The approach that Bill and Ben had developed for the training was to stand behind the overhead projector with a pile of transparencies on the left-hand side, placing them one by one on the projector, talking through the content, then putting the finished slide on the right-hand side. Keeping everything under tight control, managing the agenda, finishing on time, covering everything they want to cover under the protection of the overhead projector. My suggestion was to abandon the slides projector, and to ask the group questions. One session stands out in my memory. The topic was how to survive being taken hostage: not a regular topic in business training, but relevant in this context. Bill and Ben had a set of slides may be organised around the different stages of hostage taking and negotiation, but I thought what might be more interesting would be to ask the group the question, "How many of you here have been taken hostage at some time?" About half the hands in the room went up. Okay, I said, you are already experts, you have survived. Let's split up into smaller groups and discuss what happened and then get back together. There was an instant buzz in the room as people started talking, and Bill and Ben wandered around listening, contributing, answering questions. At the end of the session we prepared a local guide to surviving a hostage situation.

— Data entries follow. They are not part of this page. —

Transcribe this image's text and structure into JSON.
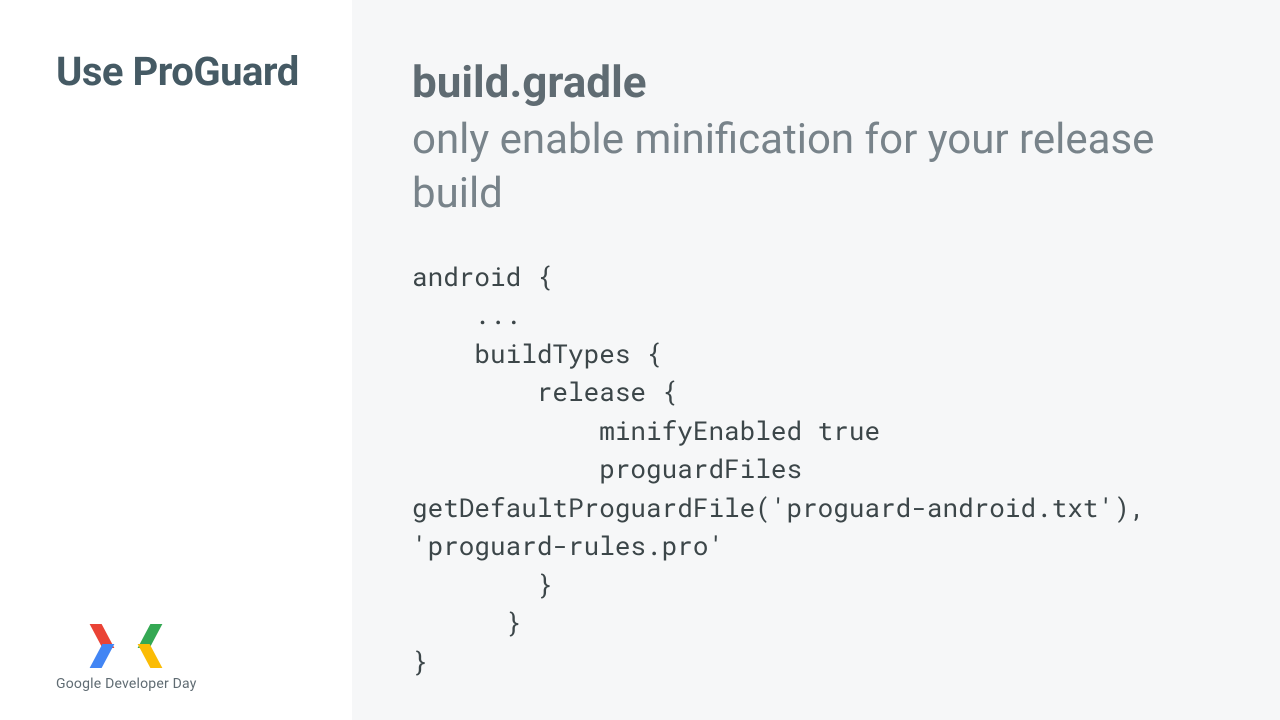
{
  "left": {
    "title": "Use ProGuard",
    "footer_text": "Google Developer Day"
  },
  "right": {
    "file_name": "build.gradle",
    "subtitle": "only enable minification for your release build",
    "code": "android {\n    ...\n    buildTypes {\n        release {\n            minifyEnabled true\n            proguardFiles\ngetDefaultProguardFile('proguard-android.txt'),\n'proguard-rules.pro'\n        }\n      }\n}"
  },
  "colors": {
    "leftBg": "#ffffff",
    "rightBg": "#f6f7f8",
    "heading": "#455a64",
    "body": "#78838a"
  }
}
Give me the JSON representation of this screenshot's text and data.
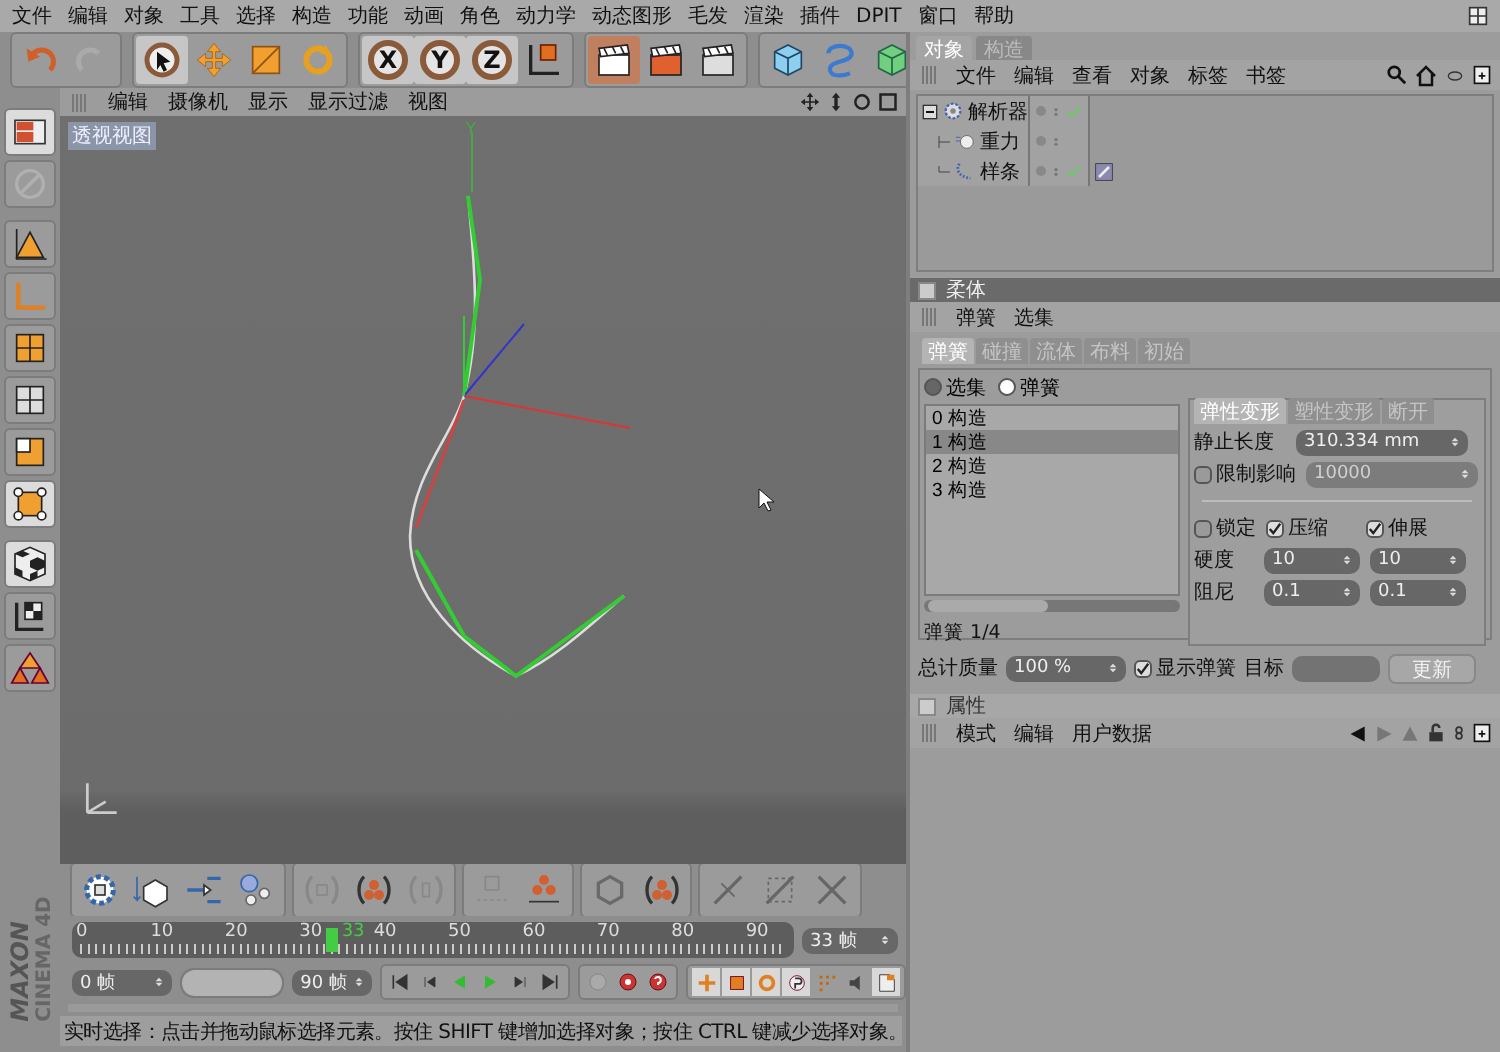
{
  "menu_bar": [
    "文件",
    "编辑",
    "对象",
    "工具",
    "选择",
    "构造",
    "功能",
    "动画",
    "角色",
    "动力学",
    "动态图形",
    "毛发",
    "渲染",
    "插件",
    "DPIT",
    "窗口",
    "帮助"
  ],
  "toolbar": [
    {
      "tools": [
        {
          "kind": "undo",
          "on": false
        },
        {
          "kind": "redo",
          "on": false
        }
      ]
    },
    {
      "tools": [
        {
          "kind": "select",
          "on": true
        },
        {
          "kind": "move",
          "on": false
        },
        {
          "kind": "scale",
          "on": false
        },
        {
          "kind": "rotate",
          "on": false
        }
      ]
    },
    {
      "tools": [
        {
          "kind": "axis",
          "label": "X",
          "on": true
        },
        {
          "kind": "axis",
          "label": "Y",
          "on": true
        },
        {
          "kind": "axis",
          "label": "Z",
          "on": true
        },
        {
          "kind": "coord",
          "on": false
        }
      ]
    },
    {
      "tools": [
        {
          "kind": "render_view",
          "on": true
        },
        {
          "kind": "render",
          "on": false
        },
        {
          "kind": "render_settings",
          "on": false
        }
      ]
    },
    {
      "tools": [
        {
          "kind": "cube",
          "on": false
        },
        {
          "kind": "spline",
          "on": false
        },
        {
          "kind": "nurbs",
          "on": false
        }
      ]
    }
  ],
  "left_tools": [
    {
      "kind": "layout",
      "on": true
    },
    {
      "kind": "faded",
      "on": false
    },
    {
      "kind": "axis_move",
      "on": false
    },
    {
      "kind": "axis_corner",
      "on": false
    },
    {
      "kind": "cube_grid",
      "on": false
    },
    {
      "kind": "grid",
      "on": false
    },
    {
      "kind": "quad",
      "on": false
    },
    {
      "kind": "points",
      "on": true
    },
    {
      "kind": "checker",
      "on": true
    },
    {
      "kind": "texture_axis",
      "on": false
    },
    {
      "kind": "cones",
      "on": false
    }
  ],
  "viewport": {
    "menu": [
      "编辑",
      "摄像机",
      "显示",
      "显示过滤",
      "视图"
    ],
    "title": "透视视图",
    "axis_label": "Y"
  },
  "object_manager": {
    "tabs": [
      {
        "label": "对象",
        "selected": true
      },
      {
        "label": "构造",
        "selected": false
      }
    ],
    "menu": [
      "文件",
      "编辑",
      "查看",
      "对象",
      "标签",
      "书签"
    ],
    "objects": [
      {
        "name": "解析器",
        "kind": "solver",
        "expanded": true,
        "enabled": true,
        "tag": false,
        "children": [
          {
            "name": "重力",
            "kind": "gravity",
            "enabled": false,
            "tag": false
          },
          {
            "name": "样条",
            "kind": "spline",
            "enabled": true,
            "tag": true
          }
        ]
      }
    ]
  },
  "soft_body": {
    "title": "柔体",
    "menu": [
      "弹簧",
      "选集"
    ],
    "tabs": [
      {
        "label": "弹簧",
        "selected": true
      },
      {
        "label": "碰撞",
        "selected": false
      },
      {
        "label": "流体",
        "selected": false
      },
      {
        "label": "布料",
        "selected": false
      },
      {
        "label": "初始",
        "selected": false
      }
    ],
    "radios": [
      {
        "label": "选集",
        "selected": false
      },
      {
        "label": "弹簧",
        "selected": true
      }
    ],
    "list": [
      {
        "label": "0 构造",
        "selected": false
      },
      {
        "label": "1 构造",
        "selected": true
      },
      {
        "label": "2 构造",
        "selected": false
      },
      {
        "label": "3 构造",
        "selected": false
      }
    ],
    "list_footer": "弹簧 1/4",
    "subtabs": [
      {
        "label": "弹性变形",
        "selected": true
      },
      {
        "label": "塑性变形",
        "selected": false
      },
      {
        "label": "断开",
        "selected": false
      }
    ],
    "rest_length": {
      "label": "静止长度",
      "value": "310.334 mm"
    },
    "limit": {
      "label": "限制影响",
      "checked": false,
      "value": "10000",
      "disabled": true
    },
    "checks": [
      {
        "label": "锁定",
        "checked": false
      },
      {
        "label": "压缩",
        "checked": true
      },
      {
        "label": "伸展",
        "checked": true
      }
    ],
    "pairs": [
      {
        "label": "硬度",
        "values": [
          "10",
          "10"
        ]
      },
      {
        "label": "阻尼",
        "values": [
          "0.1",
          "0.1"
        ]
      }
    ],
    "mass": {
      "label": "总计质量",
      "value": "100 %"
    },
    "show_springs": {
      "label": "显示弹簧",
      "checked": true
    },
    "target": {
      "label": "目标"
    },
    "update_button": "更新"
  },
  "attributes": {
    "title": "属性",
    "menu": [
      "模式",
      "编辑",
      "用户数据"
    ]
  },
  "timeline": {
    "ruler_labels": [
      "0",
      "10",
      "20",
      "30",
      "40",
      "50",
      "60",
      "70",
      "80",
      "90"
    ],
    "playhead": {
      "label": "33",
      "level": 0.355
    },
    "current_frame": "33 帧",
    "range_slider": {
      "level": 1
    },
    "start_frame": "0 帧",
    "end_frame": "90 帧"
  },
  "logo": {
    "brand": "MAXON",
    "product": "CINEMA 4D"
  },
  "status_bar": "实时选择：点击并拖动鼠标选择元素。按住 SHIFT 键增加选择对象；按住 CTRL 键减少选择对象。"
}
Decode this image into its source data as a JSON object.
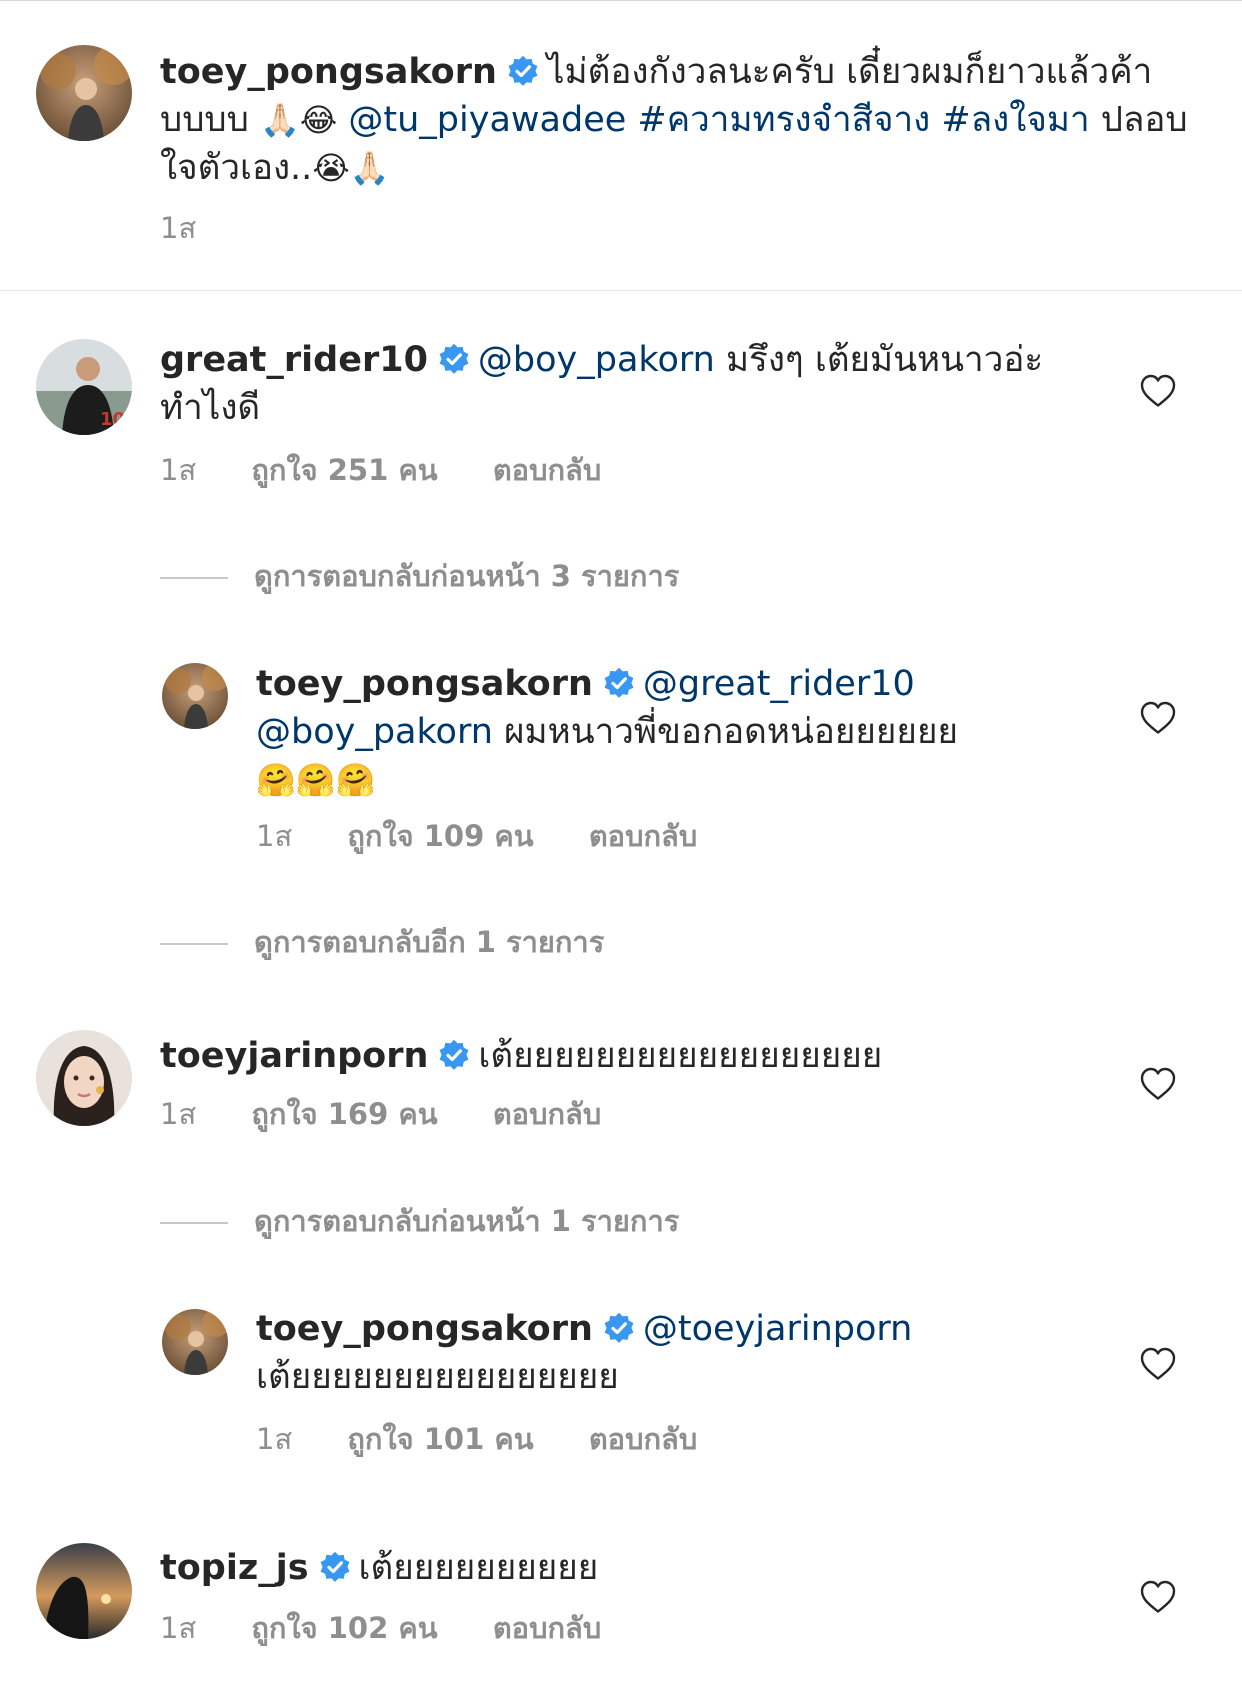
{
  "caption": {
    "username": "toey_pongsakorn",
    "text_1": "ไม่ต้องกังวลนะครับ เดี๋ยวผมก็ยาวแล้วค้าบบบบ",
    "emoji_1": "🙏🏻😂",
    "mention": "@tu_piyawadee",
    "hashtag_1": "#ความทรงจำสีจาง",
    "hashtag_2": "#ลงใจมา",
    "text_2": "ปลอบใจตัวเอง..",
    "emoji_2": "😭🙏🏻",
    "time": "1ส"
  },
  "comments": [
    {
      "username": "great_rider10",
      "mention": "@boy_pakorn",
      "text": "มรึงๆ เต้ยมันหนาวอ่ะ ทำไงดี",
      "time": "1ส",
      "likes": "ถูกใจ 251 คน",
      "reply": "ตอบกลับ",
      "view_replies": "ดูการตอบกลับก่อนหน้า 3 รายการ",
      "replies": [
        {
          "username": "toey_pongsakorn",
          "mention_1": "@great_rider10",
          "mention_2": "@boy_pakorn",
          "text": "ผมหนาวพี่ขอกอดหน่อยยยยยย",
          "emoji": "🤗🤗🤗",
          "time": "1ส",
          "likes": "ถูกใจ 109 คน",
          "reply": "ตอบกลับ"
        }
      ],
      "view_more": "ดูการตอบกลับอีก 1 รายการ"
    },
    {
      "username": "toeyjarinporn",
      "text": "เต้ยยยยยยยยยยยยยยยยยย",
      "time": "1ส",
      "likes": "ถูกใจ 169 คน",
      "reply": "ตอบกลับ",
      "view_replies": "ดูการตอบกลับก่อนหน้า 1 รายการ",
      "replies": [
        {
          "username": "toey_pongsakorn",
          "mention": "@toeyjarinporn",
          "text": "เต้ยยยยยยยยยยยยยยยย",
          "time": "1ส",
          "likes": "ถูกใจ 101 คน",
          "reply": "ตอบกลับ"
        }
      ]
    },
    {
      "username": "topiz_js",
      "text": "เต้ยยยยยยยยยย",
      "time": "1ส",
      "likes": "ถูกใจ 102 คน",
      "reply": "ตอบกลับ"
    }
  ],
  "colors": {
    "verified": "#3897f0",
    "link": "#00376b",
    "meta": "#8e8e8e"
  }
}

Back in the restaurant that evening, Bill and Ben talked about the day. They admitted to having been sceptical about what I had suggested, and nervous that it would all go wrong, but that in the end they had had a really enjoyable time. Rather than feeling nervous about managing the situation, they had been able to relax and join in with the various conversations going on, and feel respected as professionals. I admitted that I had also been nervous about letting things go, but drawing on my experience of working with groups felt reasonably confident that it would all work out eventually. Which it did.

At that time I had not come across the idea of variety in its systems thinking context, but I now realise how powerful an idea it can be in the learning context. Variety is real to people, it is something they have to deal with every day. Grappling with variety means that people have to interact with each other, they learn socially through asking questions, seeking clarifications and considering how different ideas can adapt to different situations. They can come to understand how these ideas can integrate with, and often innovate on and improve, the centrally-provided 'solutions' that come from the training approach.

So, adapting the words of the famous self-help book, feel the fear of embracing variety, and do it anyway.